Hello, I have a question, on how to aggregate data for ElasticSearch and display it in Kibana correctly.
Here is my use case:
I have following structure of raw SQL table Schema:
UserId, UserGroup, Platform, ProductAsin, Category, SubCategory, Units, Price
UserId - user, who bought product(ProductAsin)
UserGroup - user can be from group A or group B
Platform - Mobile or Desktop
ProductAsin - asin of product, that this userId has bought
Category - category of product (Books, Cosmetics etc, we have 100 categories)
SubCategory - sub category of product (~2000 subcategories total)
Units - how many of ProductAsin user has bought
Price - price of ONE unit
I have more than 5 millions records per day.
I need to calculate different metrics. Right now, to make it simple, lets discuss just one of them, the most important called Average Order Product Sales ( avg ops). ops is calculate like number of units user bought multiple by price of one unit. So basically, it’s how much user has spent.
What I need to do is to calculate this metric (avg ops) and display it in Kibana, so users of Kibana can visualize this metric (avg ops) in different dimensions.
For example, what is avg ops in Books Category?
Or what’s the difference between avg ops in User Group A who used Mobile Platform and User Group A who used Desktop platform.
Or what is avg ops in Mobile Platform and Kids Books category for UserGroup B.
So basically, I need to have this one metrics (avg ops) to be available for all possible dimensions.
As far as I have large dataset (5 mln records per day), I think, I cannot upload all these records into ES everyday.
What I decided to do is to process input dataset in Java and after that, upload to ES.
How I processed it: I performed group by by all dimensions that I care about (UserGroup, Platform, Category, SubCategory).
So I got multiple(4) fields group by clause. And calculated total ops for each of this group.
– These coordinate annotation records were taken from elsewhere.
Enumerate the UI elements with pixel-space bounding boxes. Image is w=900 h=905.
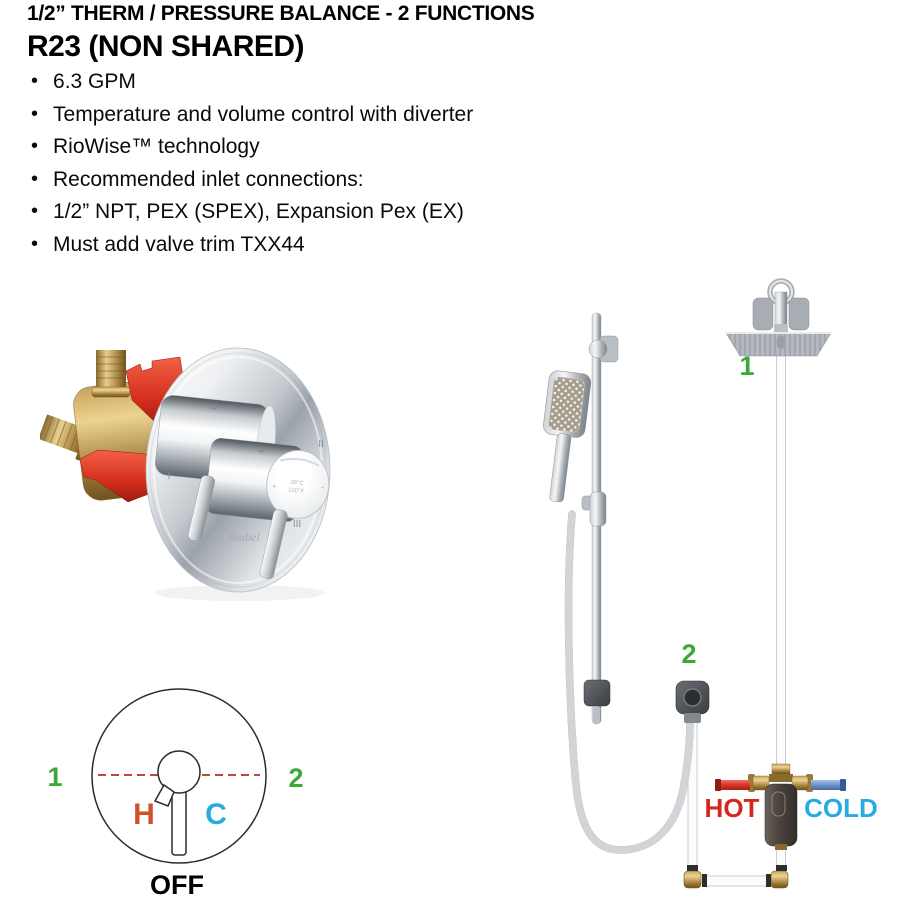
feature-item: [31, 131, 473, 164]
feature-item: [31, 229, 473, 262]
riser-pipe: [777, 354, 786, 768]
rain-shower-head: [726, 281, 831, 360]
plate-mark-left: I: [167, 471, 171, 482]
feature-item: [31, 196, 473, 229]
rough-in-valve-photo: [40, 330, 360, 610]
model-heading: R23 (NON SHARED): [27, 30, 305, 63]
feature-text: 1/2” NPT, PEX (SPEX), Expansion Pex (EX): [53, 200, 464, 223]
dial-function-1-label: 1: [47, 762, 63, 792]
hot-supply-label: HOT: [704, 793, 760, 823]
shower-system-diagram: [520, 270, 900, 900]
feature-text: Must add valve trim TXX44: [53, 232, 305, 256]
dial-hot-label: H: [133, 798, 155, 831]
hot-supply-pipe: [716, 780, 750, 790]
hand-shower-holder: [582, 492, 606, 526]
feature-text: Temperature and volume control with diverter: [53, 102, 474, 126]
feature-text: RioWise™ technology: [53, 135, 260, 158]
feature-text: Recommended inlet connections:: [53, 167, 364, 191]
knob-plus-label: +: [271, 481, 278, 492]
function-dial-diagram: [30, 665, 330, 905]
wall-outlet-number-label: 2: [681, 639, 697, 669]
feature-item: [31, 164, 473, 197]
wall-outlet: [676, 681, 709, 723]
rain-head-number-label: 1: [739, 351, 755, 381]
feature-list: [31, 66, 473, 261]
plate-mark-bottom-right: III: [292, 519, 302, 530]
dial-cold-label: C: [205, 798, 227, 831]
knob-temp-f-label: 100°F: [287, 487, 305, 496]
brand-logo: Riobel: [228, 530, 260, 544]
cold-supply-label: COLD: [804, 793, 878, 823]
feature-text: 6.3 GPM: [53, 70, 136, 93]
dial-function-2-label: 2: [288, 763, 304, 793]
feature-item: [31, 99, 473, 132]
cold-supply-pipe: [811, 780, 845, 790]
knob-temp-c-label: 38°C: [289, 479, 304, 488]
page-title: 1/2” THERM / PRESSURE BALANCE - 2 FUNCTIONS: [27, 2, 535, 25]
dial-off-label: OFF: [150, 870, 204, 900]
hand-shower: [534, 370, 592, 504]
plate-mark-top-right: II: [318, 439, 324, 450]
knob-minus-label: -: [320, 481, 325, 493]
feature-item: [31, 66, 473, 99]
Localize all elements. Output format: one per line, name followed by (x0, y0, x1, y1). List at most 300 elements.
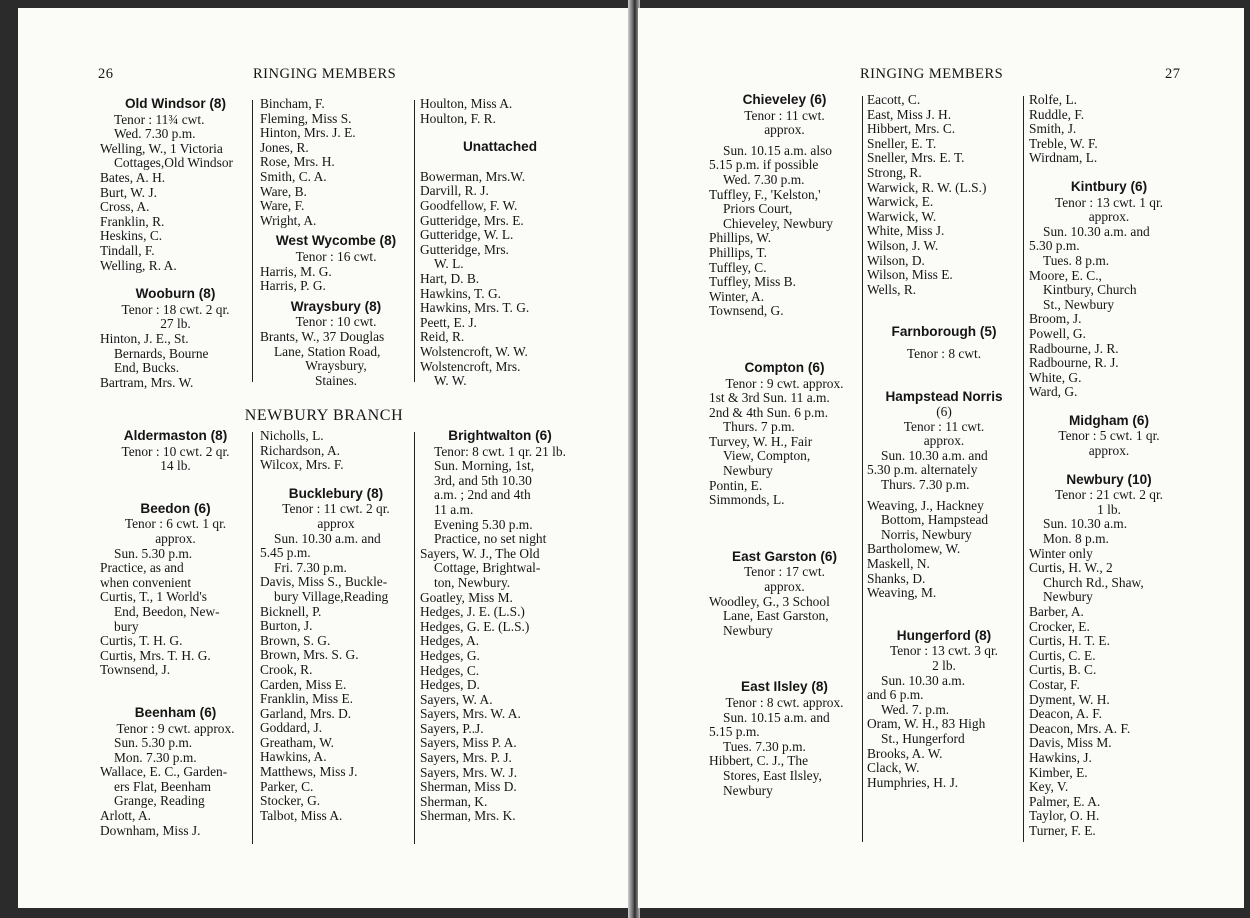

I got 5000 aggregated records out of 5 millions raw data.
After that I wanted to upload this aggregated data with ops for each group to ES. Here is my schema for aggregated data:
UserGroup, Platform, Category, SubCategory, OPS
But the problem in this case is that my OPS are calculated only for grouped by 4 fields records, for instance, if my document is ES looks like this:
A, Mobile, Book, KidsBook, 4356
B, Mobile, Book, Fantasy, 1234
B, Desktop, Book, KidsBook, 2345
A, Desktop, Clothes, Jeans, 2345
A, Mobile, Cosmetics, Lipstic, 656
, I cannot know from this data , what is the ops only for userGroup A with mobile platform. Or only for Books, or only for Books within Mobile platform.
I need help or your thought on this problem, I am trying to solve.